Upon further investigation, Greenspan found screenshots of Kumar’s reviews on a Ryerson prof subreddit called r/nerdspasttheirprime. They were posted by Reddit user ryersonprofPeterShen. Ryerson chemistry professor Peter Shen and Kumar have been rivals for years, after Kumar won numerous awards for his research.
Kumar was a tiny man with a tiny head, who wore a giant top hat. In an angry post on r/professorswithunconventionalstylechoices, Kumar said that he took down the reviews because they were “irrelevant” and that he “did not take them down to quell suspicion, that’s ridiculous.”
The reviews in the screenshot read:
“Cool prof, but what’s with the hat?”
“His tests were pretty hard. Also, he would occasionally flail his arms around, steady himself, whisper to his hat ‘What are you doing? They’re gonna catch on!’ and then continue the lecture.”
“Professor Kumar is obviously being controlled Ratatouille-style by a three-inch expert in organic chemistry. I don’t know why he keeps trying to hide it, everyone in the science department knows. Dr. Kumar, if you’re reading this, take off your hat.”

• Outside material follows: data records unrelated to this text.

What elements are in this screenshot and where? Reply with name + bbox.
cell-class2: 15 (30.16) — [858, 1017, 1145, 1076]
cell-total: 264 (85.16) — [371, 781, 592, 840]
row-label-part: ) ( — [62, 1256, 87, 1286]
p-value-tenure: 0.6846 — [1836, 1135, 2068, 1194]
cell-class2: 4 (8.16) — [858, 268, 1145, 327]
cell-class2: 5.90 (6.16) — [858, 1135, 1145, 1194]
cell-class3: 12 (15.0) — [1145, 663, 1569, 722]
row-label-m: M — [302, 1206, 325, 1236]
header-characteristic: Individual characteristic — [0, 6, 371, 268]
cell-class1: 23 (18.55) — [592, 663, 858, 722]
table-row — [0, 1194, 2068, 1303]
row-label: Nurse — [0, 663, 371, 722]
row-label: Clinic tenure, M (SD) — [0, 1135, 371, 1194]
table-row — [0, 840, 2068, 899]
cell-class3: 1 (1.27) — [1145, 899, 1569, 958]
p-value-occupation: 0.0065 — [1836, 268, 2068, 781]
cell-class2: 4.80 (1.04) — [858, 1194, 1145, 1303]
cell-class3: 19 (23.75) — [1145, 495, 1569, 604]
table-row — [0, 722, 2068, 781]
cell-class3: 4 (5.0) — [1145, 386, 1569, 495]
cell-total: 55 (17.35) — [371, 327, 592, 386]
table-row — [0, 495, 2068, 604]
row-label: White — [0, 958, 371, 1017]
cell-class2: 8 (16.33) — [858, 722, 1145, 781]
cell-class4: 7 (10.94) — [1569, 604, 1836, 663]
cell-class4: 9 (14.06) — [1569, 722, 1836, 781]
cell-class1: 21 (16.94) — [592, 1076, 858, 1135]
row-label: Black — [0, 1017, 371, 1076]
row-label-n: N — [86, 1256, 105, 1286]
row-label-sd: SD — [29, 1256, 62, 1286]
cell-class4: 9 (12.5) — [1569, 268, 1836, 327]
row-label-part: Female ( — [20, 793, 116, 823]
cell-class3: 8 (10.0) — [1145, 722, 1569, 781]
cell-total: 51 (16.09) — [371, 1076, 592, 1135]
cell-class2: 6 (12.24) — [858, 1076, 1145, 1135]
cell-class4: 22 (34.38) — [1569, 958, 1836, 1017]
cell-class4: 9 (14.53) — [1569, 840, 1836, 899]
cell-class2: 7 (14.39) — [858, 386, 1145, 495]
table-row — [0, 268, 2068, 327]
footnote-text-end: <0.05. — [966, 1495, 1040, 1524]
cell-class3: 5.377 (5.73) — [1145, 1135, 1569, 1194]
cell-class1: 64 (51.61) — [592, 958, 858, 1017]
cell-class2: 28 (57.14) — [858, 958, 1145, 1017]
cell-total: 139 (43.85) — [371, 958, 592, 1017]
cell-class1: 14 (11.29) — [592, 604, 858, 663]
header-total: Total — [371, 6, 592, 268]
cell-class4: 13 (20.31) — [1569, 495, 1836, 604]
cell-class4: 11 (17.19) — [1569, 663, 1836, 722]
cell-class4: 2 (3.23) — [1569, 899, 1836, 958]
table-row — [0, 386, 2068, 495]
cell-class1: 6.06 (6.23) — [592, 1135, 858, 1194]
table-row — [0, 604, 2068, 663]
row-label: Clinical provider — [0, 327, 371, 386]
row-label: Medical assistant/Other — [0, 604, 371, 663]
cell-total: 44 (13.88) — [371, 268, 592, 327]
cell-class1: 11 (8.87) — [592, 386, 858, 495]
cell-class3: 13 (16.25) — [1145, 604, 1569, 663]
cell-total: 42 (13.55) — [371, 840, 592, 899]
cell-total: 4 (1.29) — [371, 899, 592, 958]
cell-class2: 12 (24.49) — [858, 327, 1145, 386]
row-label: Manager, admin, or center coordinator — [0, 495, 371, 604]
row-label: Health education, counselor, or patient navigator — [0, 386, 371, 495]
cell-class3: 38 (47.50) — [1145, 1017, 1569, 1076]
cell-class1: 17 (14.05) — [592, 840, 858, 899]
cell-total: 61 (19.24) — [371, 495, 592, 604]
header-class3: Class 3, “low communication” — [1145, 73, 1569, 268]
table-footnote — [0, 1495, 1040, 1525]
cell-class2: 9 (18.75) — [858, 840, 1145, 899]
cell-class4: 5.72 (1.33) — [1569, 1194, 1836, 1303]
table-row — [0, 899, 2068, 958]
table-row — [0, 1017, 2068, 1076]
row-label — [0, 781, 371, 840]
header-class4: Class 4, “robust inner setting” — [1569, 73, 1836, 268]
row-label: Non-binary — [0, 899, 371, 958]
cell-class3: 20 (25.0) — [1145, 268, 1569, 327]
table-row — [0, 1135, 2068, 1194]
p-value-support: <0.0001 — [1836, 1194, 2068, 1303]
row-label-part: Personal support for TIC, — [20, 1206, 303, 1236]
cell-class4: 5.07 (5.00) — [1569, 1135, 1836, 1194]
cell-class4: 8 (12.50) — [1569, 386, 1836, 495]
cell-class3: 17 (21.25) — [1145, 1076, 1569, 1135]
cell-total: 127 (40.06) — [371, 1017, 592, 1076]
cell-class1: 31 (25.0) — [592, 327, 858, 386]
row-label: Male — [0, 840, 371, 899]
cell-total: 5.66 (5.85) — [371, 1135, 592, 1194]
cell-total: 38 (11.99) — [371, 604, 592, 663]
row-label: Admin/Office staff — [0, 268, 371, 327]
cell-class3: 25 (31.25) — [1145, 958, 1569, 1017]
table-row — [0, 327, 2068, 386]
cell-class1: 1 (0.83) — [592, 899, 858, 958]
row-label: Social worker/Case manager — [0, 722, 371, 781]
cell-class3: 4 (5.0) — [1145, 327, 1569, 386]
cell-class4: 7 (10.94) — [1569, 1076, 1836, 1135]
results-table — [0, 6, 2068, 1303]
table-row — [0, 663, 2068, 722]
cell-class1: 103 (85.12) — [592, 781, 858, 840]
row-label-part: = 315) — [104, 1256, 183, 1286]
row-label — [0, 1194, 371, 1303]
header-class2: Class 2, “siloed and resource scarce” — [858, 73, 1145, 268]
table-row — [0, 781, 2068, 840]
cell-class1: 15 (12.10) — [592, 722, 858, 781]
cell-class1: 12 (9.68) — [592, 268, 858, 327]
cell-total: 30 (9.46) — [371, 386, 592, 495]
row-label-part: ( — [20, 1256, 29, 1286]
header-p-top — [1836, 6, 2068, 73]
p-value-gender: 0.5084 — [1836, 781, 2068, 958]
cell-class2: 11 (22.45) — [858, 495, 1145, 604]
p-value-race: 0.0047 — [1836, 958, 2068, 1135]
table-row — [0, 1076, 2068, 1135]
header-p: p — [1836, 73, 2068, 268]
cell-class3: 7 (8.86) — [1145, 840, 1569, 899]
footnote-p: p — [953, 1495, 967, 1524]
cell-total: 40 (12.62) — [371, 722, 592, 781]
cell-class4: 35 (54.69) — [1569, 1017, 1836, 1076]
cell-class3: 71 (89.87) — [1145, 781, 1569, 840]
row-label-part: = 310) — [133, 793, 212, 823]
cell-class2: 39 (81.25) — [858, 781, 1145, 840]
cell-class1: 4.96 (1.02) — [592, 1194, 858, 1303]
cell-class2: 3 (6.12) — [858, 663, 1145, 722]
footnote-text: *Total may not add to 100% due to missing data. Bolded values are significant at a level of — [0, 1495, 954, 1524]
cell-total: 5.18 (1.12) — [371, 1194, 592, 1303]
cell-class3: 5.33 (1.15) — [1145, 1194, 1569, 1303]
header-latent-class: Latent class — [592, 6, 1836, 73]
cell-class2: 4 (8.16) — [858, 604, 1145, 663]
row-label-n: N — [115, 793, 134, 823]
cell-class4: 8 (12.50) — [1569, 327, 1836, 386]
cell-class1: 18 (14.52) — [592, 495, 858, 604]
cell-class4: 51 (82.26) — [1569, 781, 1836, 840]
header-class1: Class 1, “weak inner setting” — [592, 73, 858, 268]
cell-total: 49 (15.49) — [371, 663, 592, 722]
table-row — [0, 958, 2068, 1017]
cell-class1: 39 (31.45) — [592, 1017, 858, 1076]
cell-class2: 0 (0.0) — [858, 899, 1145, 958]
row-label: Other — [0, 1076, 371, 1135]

After reading the reviews, Greenspan knew a professor pulled from a Pixar flick wouldn’t give her the rush she craved.
She eventually enrolled in the elective HIS 444 Wikipedia As Education’s Empire with Beatrice Humphries, a professor who lacked a profile on Rate My Prof after changing her identity because she left too many negative reviews on Google reviews and was ashamed of herself.
After she had her first class with Humphries and the adrenaline wore off, she said that the prof was “just okay, but it was worth the thrill.”
The only thing that threw Greenspan off was that every time somebody in the class would sneeze, the prof would interrupt the lecture to sing “Bless you, my child, wherever you are!”